A Certificate Signing Request (CSR) is the request file to be sent to a Certification Authority (CA) when requesting an SSL certificate. The CSR is created along with the public/private key pair and contains the public key. Examples are provided below on how to generate a CSR, and take note that the private key generated along with the CSR should be kept secret. This should be generated on the server where the SSL certificate will be installed. Different web servers require the private key to be stored in different ways, but regardless, always remember to protect the private key. The CA will only need the CSR to generate and issue the SSL certificate and WILL NOT need the private key.

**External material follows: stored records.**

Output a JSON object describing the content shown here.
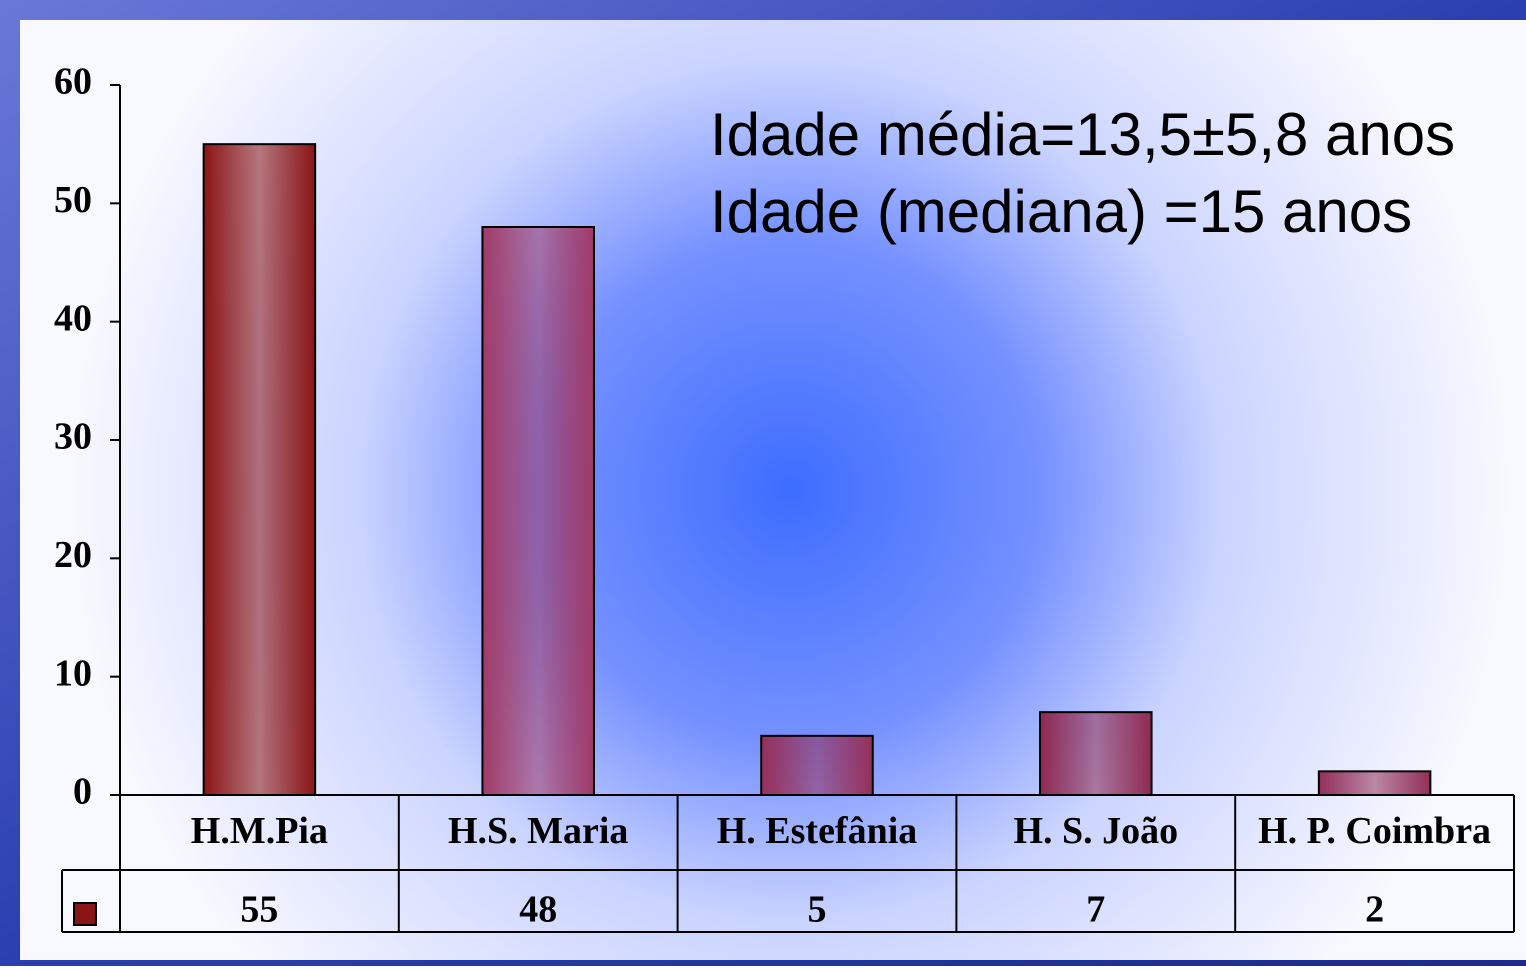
{
  "chart_data": {
    "type": "bar",
    "annotations": [
      "Idade média=13,5±5,8 anos",
      "Idade (mediana) =15 anos"
    ],
    "categories": [
      "H.M.Pia",
      "H.S. Maria",
      "H. Estefânia",
      "H. S. João",
      "H. P. Coimbra"
    ],
    "values": [
      55,
      48,
      5,
      7,
      2
    ],
    "colors": [
      "#8a1515",
      "#a03a68",
      "#962f5a",
      "#8e2a52",
      "#92305a"
    ],
    "ylim": [
      0,
      60
    ],
    "yticks": [
      0,
      10,
      20,
      30,
      40,
      50,
      60
    ],
    "grid": false,
    "data_table": true
  }
}
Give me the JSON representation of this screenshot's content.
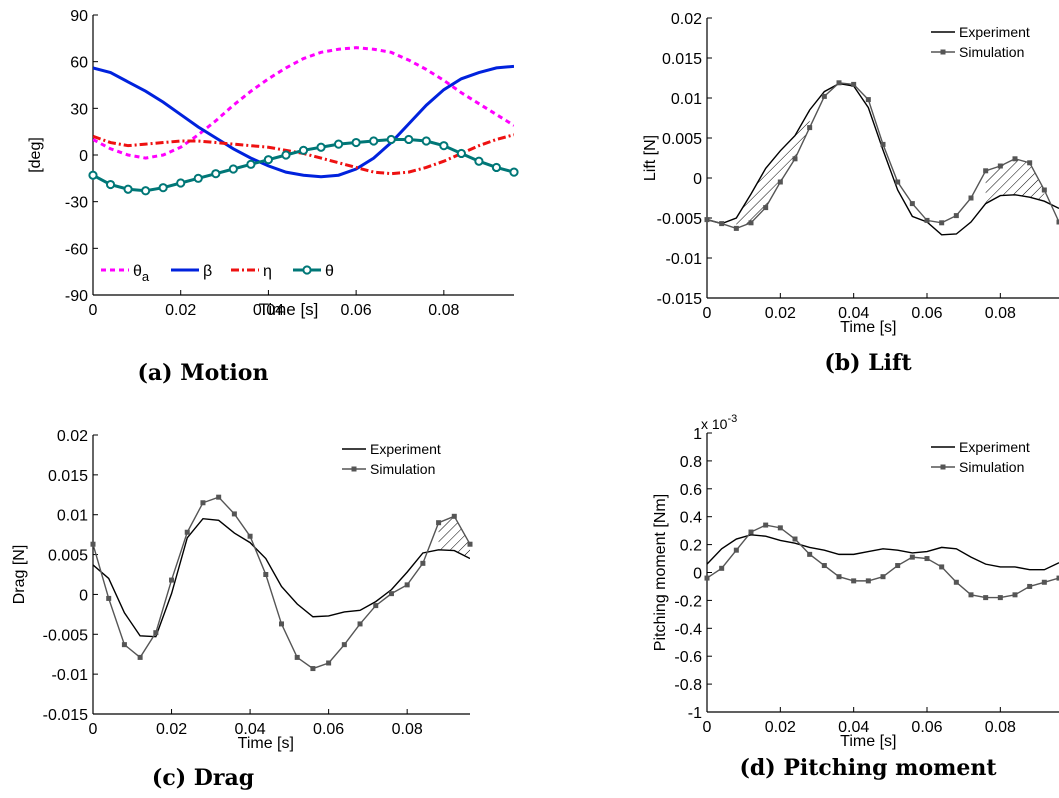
{
  "chart_data": [
    {
      "id": "a",
      "type": "line",
      "caption": "(a) Motion",
      "xlabel": "Time [s]",
      "ylabel": "[deg]",
      "xlim": [
        0,
        0.096
      ],
      "ylim": [
        -90,
        90
      ],
      "xticks": [
        0,
        0.02,
        0.04,
        0.06,
        0.08
      ],
      "xtick_labels": [
        "0",
        "0.02",
        "0.04",
        "0.06",
        "0.08"
      ],
      "yticks": [
        90,
        60,
        30,
        0,
        -30,
        -60,
        -90
      ],
      "ytick_labels": [
        "90",
        "60",
        "30",
        "0",
        "-30",
        "-60",
        "-90"
      ],
      "legend_position": "bottom-left",
      "series": [
        {
          "name": "θa",
          "color": "#ff00ff",
          "style": "dashed",
          "x": [
            0,
            0.004,
            0.008,
            0.012,
            0.016,
            0.02,
            0.024,
            0.028,
            0.032,
            0.036,
            0.04,
            0.044,
            0.048,
            0.052,
            0.056,
            0.06,
            0.064,
            0.068,
            0.072,
            0.076,
            0.08,
            0.084,
            0.088,
            0.092,
            0.096
          ],
          "values": [
            10,
            4,
            0,
            -2,
            0,
            5,
            13,
            22,
            32,
            41,
            49,
            56,
            62,
            66,
            68,
            69,
            68,
            66,
            61,
            55,
            48,
            40,
            33,
            26,
            19
          ]
        },
        {
          "name": "β",
          "color": "#0022dd",
          "style": "solid",
          "x": [
            0,
            0.004,
            0.008,
            0.012,
            0.016,
            0.02,
            0.024,
            0.028,
            0.032,
            0.036,
            0.04,
            0.044,
            0.048,
            0.052,
            0.056,
            0.06,
            0.064,
            0.068,
            0.072,
            0.076,
            0.08,
            0.084,
            0.088,
            0.092,
            0.096
          ],
          "values": [
            56,
            53,
            47,
            41,
            34,
            26,
            18,
            11,
            4,
            -2,
            -7,
            -11,
            -13,
            -14,
            -13,
            -9,
            -2,
            8,
            20,
            32,
            42,
            49,
            53,
            56,
            57
          ]
        },
        {
          "name": "η",
          "color": "#ee1111",
          "style": "dashdot",
          "x": [
            0,
            0.004,
            0.008,
            0.012,
            0.016,
            0.02,
            0.024,
            0.028,
            0.032,
            0.036,
            0.04,
            0.044,
            0.048,
            0.052,
            0.056,
            0.06,
            0.064,
            0.068,
            0.072,
            0.076,
            0.08,
            0.084,
            0.088,
            0.092,
            0.096
          ],
          "values": [
            12,
            8,
            6,
            7,
            8,
            9,
            9,
            8,
            7,
            6,
            5,
            3,
            1,
            -2,
            -5,
            -8,
            -11,
            -12,
            -11,
            -8,
            -4,
            1,
            6,
            10,
            13
          ]
        },
        {
          "name": "θ",
          "color": "#007777",
          "style": "solid-markers",
          "x": [
            0,
            0.004,
            0.008,
            0.012,
            0.016,
            0.02,
            0.024,
            0.028,
            0.032,
            0.036,
            0.04,
            0.044,
            0.048,
            0.052,
            0.056,
            0.06,
            0.064,
            0.068,
            0.072,
            0.076,
            0.08,
            0.084,
            0.088,
            0.092,
            0.096
          ],
          "values": [
            -13,
            -19,
            -22,
            -23,
            -21,
            -18,
            -15,
            -12,
            -9,
            -6,
            -3,
            0,
            3,
            5,
            7,
            8,
            9,
            10,
            10,
            9,
            6,
            1,
            -4,
            -8,
            -11
          ]
        }
      ]
    },
    {
      "id": "b",
      "type": "line",
      "caption": "(b) Lift",
      "xlabel": "Time [s]",
      "ylabel": "Lift [N]",
      "xlim": [
        0,
        0.096
      ],
      "ylim": [
        -0.015,
        0.02
      ],
      "xticks": [
        0,
        0.02,
        0.04,
        0.06,
        0.08
      ],
      "xtick_labels": [
        "0",
        "0.02",
        "0.04",
        "0.06",
        "0.08"
      ],
      "yticks": [
        0.02,
        0.015,
        0.01,
        0.005,
        0,
        -0.005,
        -0.01,
        -0.015
      ],
      "ytick_labels": [
        "0.02",
        "0.015",
        "0.01",
        "0.005",
        "0",
        "-0.005",
        "-0.01",
        "-0.015"
      ],
      "legend_position": "top-right",
      "hatched_regions": [
        [
          0.006,
          0.03
        ],
        [
          0.076,
          0.092
        ]
      ],
      "series": [
        {
          "name": "Experiment",
          "color": "#000000",
          "style": "solid",
          "x": [
            0,
            0.004,
            0.008,
            0.012,
            0.016,
            0.02,
            0.024,
            0.028,
            0.032,
            0.036,
            0.04,
            0.044,
            0.048,
            0.052,
            0.056,
            0.06,
            0.064,
            0.068,
            0.072,
            0.076,
            0.08,
            0.084,
            0.088,
            0.092,
            0.096
          ],
          "values": [
            -0.0052,
            -0.0057,
            -0.005,
            -0.002,
            0.0012,
            0.0034,
            0.0053,
            0.0085,
            0.0108,
            0.0118,
            0.0115,
            0.0088,
            0.0035,
            -0.0015,
            -0.0048,
            -0.0055,
            -0.0071,
            -0.007,
            -0.0055,
            -0.0032,
            -0.0022,
            -0.0021,
            -0.0024,
            -0.0029,
            -0.0038
          ]
        },
        {
          "name": "Simulation",
          "color": "#555555",
          "style": "solid-markers",
          "x": [
            0,
            0.004,
            0.008,
            0.012,
            0.016,
            0.02,
            0.024,
            0.028,
            0.032,
            0.036,
            0.04,
            0.044,
            0.048,
            0.052,
            0.056,
            0.06,
            0.064,
            0.068,
            0.072,
            0.076,
            0.08,
            0.084,
            0.088,
            0.092,
            0.096
          ],
          "values": [
            -0.0052,
            -0.0057,
            -0.0063,
            -0.0056,
            -0.0037,
            -0.0005,
            0.0024,
            0.0063,
            0.0102,
            0.0119,
            0.0117,
            0.0098,
            0.0042,
            -0.0005,
            -0.0032,
            -0.0053,
            -0.0056,
            -0.0047,
            -0.0025,
            0.0009,
            0.0015,
            0.0024,
            0.0019,
            -0.0015,
            -0.0055
          ]
        }
      ]
    },
    {
      "id": "c",
      "type": "line",
      "caption": "(c) Drag",
      "xlabel": "Time [s]",
      "ylabel": "Drag [N]",
      "xlim": [
        0,
        0.096
      ],
      "ylim": [
        -0.015,
        0.02
      ],
      "xticks": [
        0,
        0.02,
        0.04,
        0.06,
        0.08
      ],
      "xtick_labels": [
        "0",
        "0.02",
        "0.04",
        "0.06",
        "0.08"
      ],
      "yticks": [
        0.02,
        0.015,
        0.01,
        0.005,
        0,
        -0.005,
        -0.01,
        -0.015
      ],
      "ytick_labels": [
        "0.02",
        "0.015",
        "0.01",
        "0.005",
        "0",
        "-0.005",
        "-0.01",
        "-0.015"
      ],
      "legend_position": "top-right",
      "hatched_regions": [
        [
          0.088,
          0.096
        ]
      ],
      "series": [
        {
          "name": "Experiment",
          "color": "#000000",
          "style": "solid",
          "x": [
            0,
            0.004,
            0.008,
            0.012,
            0.016,
            0.02,
            0.024,
            0.028,
            0.032,
            0.036,
            0.04,
            0.044,
            0.048,
            0.052,
            0.056,
            0.06,
            0.064,
            0.068,
            0.072,
            0.076,
            0.08,
            0.084,
            0.088,
            0.092,
            0.096
          ],
          "values": [
            0.0037,
            0.002,
            -0.0023,
            -0.0052,
            -0.0053,
            0.0001,
            0.0071,
            0.0095,
            0.0093,
            0.0077,
            0.0065,
            0.0045,
            0.001,
            -0.0012,
            -0.0028,
            -0.0027,
            -0.0022,
            -0.002,
            -0.0009,
            0.0006,
            0.0028,
            0.0052,
            0.0056,
            0.0055,
            0.0045
          ]
        },
        {
          "name": "Simulation",
          "color": "#555555",
          "style": "solid-markers",
          "x": [
            0,
            0.004,
            0.008,
            0.012,
            0.016,
            0.02,
            0.024,
            0.028,
            0.032,
            0.036,
            0.04,
            0.044,
            0.048,
            0.052,
            0.056,
            0.06,
            0.064,
            0.068,
            0.072,
            0.076,
            0.08,
            0.084,
            0.088,
            0.092,
            0.096
          ],
          "values": [
            0.0063,
            -0.0005,
            -0.0063,
            -0.0079,
            -0.0048,
            0.0018,
            0.0078,
            0.0115,
            0.0122,
            0.0101,
            0.0073,
            0.0025,
            -0.0037,
            -0.0079,
            -0.0093,
            -0.0086,
            -0.0063,
            -0.0037,
            -0.0014,
            0.0001,
            0.0012,
            0.0039,
            0.009,
            0.0098,
            0.0063
          ]
        }
      ]
    },
    {
      "id": "d",
      "type": "line",
      "caption": "(d) Pitching moment",
      "xlabel": "Time [s]",
      "ylabel": "Pitching moment [Nm]",
      "scale_multiplier": "x 10",
      "scale_exponent": "-3",
      "xlim": [
        0,
        0.096
      ],
      "ylim": [
        -1,
        1
      ],
      "xticks": [
        0,
        0.02,
        0.04,
        0.06,
        0.08
      ],
      "xtick_labels": [
        "0",
        "0.02",
        "0.04",
        "0.06",
        "0.08"
      ],
      "yticks": [
        1,
        0.8,
        0.6,
        0.4,
        0.2,
        0,
        -0.2,
        -0.4,
        -0.6,
        -0.8,
        -1
      ],
      "ytick_labels": [
        "1",
        "0.8",
        "0.6",
        "0.4",
        "0.2",
        "0",
        "-0.2",
        "-0.4",
        "-0.6",
        "-0.8",
        "-1"
      ],
      "legend_position": "top-right",
      "series": [
        {
          "name": "Experiment",
          "color": "#000000",
          "style": "solid",
          "x": [
            0,
            0.004,
            0.008,
            0.012,
            0.016,
            0.02,
            0.024,
            0.028,
            0.032,
            0.036,
            0.04,
            0.044,
            0.048,
            0.052,
            0.056,
            0.06,
            0.064,
            0.068,
            0.072,
            0.076,
            0.08,
            0.084,
            0.088,
            0.092,
            0.096
          ],
          "values": [
            0.06,
            0.17,
            0.24,
            0.27,
            0.26,
            0.23,
            0.21,
            0.18,
            0.16,
            0.13,
            0.13,
            0.15,
            0.17,
            0.16,
            0.14,
            0.15,
            0.18,
            0.17,
            0.11,
            0.06,
            0.04,
            0.04,
            0.02,
            0.02,
            0.07
          ]
        },
        {
          "name": "Simulation",
          "color": "#555555",
          "style": "solid-markers",
          "x": [
            0,
            0.004,
            0.008,
            0.012,
            0.016,
            0.02,
            0.024,
            0.028,
            0.032,
            0.036,
            0.04,
            0.044,
            0.048,
            0.052,
            0.056,
            0.06,
            0.064,
            0.068,
            0.072,
            0.076,
            0.08,
            0.084,
            0.088,
            0.092,
            0.096
          ],
          "values": [
            -0.04,
            0.03,
            0.16,
            0.29,
            0.34,
            0.32,
            0.24,
            0.13,
            0.05,
            -0.03,
            -0.06,
            -0.06,
            -0.03,
            0.05,
            0.11,
            0.1,
            0.04,
            -0.07,
            -0.16,
            -0.18,
            -0.18,
            -0.16,
            -0.1,
            -0.07,
            -0.04
          ]
        }
      ]
    }
  ]
}
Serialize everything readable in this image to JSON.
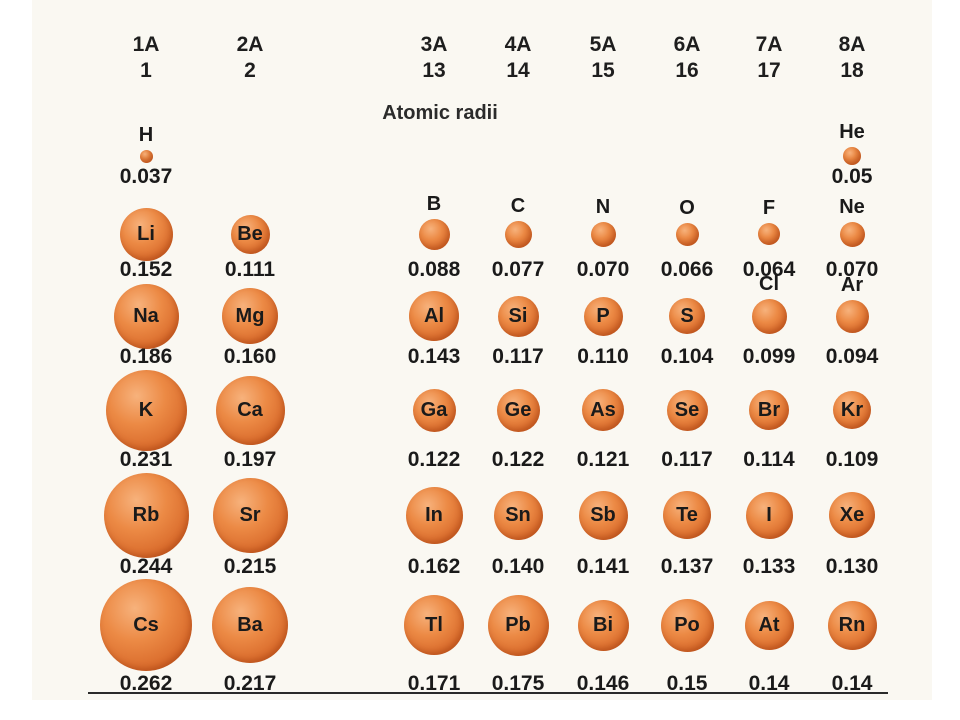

A Certificate Signing Request header looks like the following:
-----BEGIN CERTIFICATE REQUEST-----
and the footer looks like:
-----END CERTIFICATE REQUEST-----
Certificate Signing Request data and contents
|Country Name||2 letter code||US|
|State or Province Name||Full name||Virginia|
|Organization Name||Company||Example Company|
|Organizational Unit Name||Section/Department||Information Technology|
|Common Name||server FQDN or YOUR name||example.com|
|Email Address||contact email firstname.lastname@example.org|
|Company Name||Optional||Example Company|
|Public Key||Auto generated||auto generated public key|
Note that the Certificate Signing Request Common Name will be an FQDN for an SSL server certificate, a human name for a personal client certificate, or an application name for an application client certificate.
How to generate or create a Certificate Signing Request (CSR)
openssl req -newkey rsa:4096 -keyout key.pem -out req.pem -nodes
Note that -nodes means your private key will be plain text. Also, note that the key size specified in rsa:4096 must be at least 2048 to be secure. While 2048 is deemed secure, we recommend going ahead with 4096 key size.
If you prefer to use the Java keytool over openssl, see our article on generating a CSR with the Java keytool.
A few Certification Authorities to send your CSR to (in no particular order):
- The SSL Store
- Alternatively, make use of the Automated Certificate Management Environment (ACME) and use Let’s Encrypt to automate your certificate request process.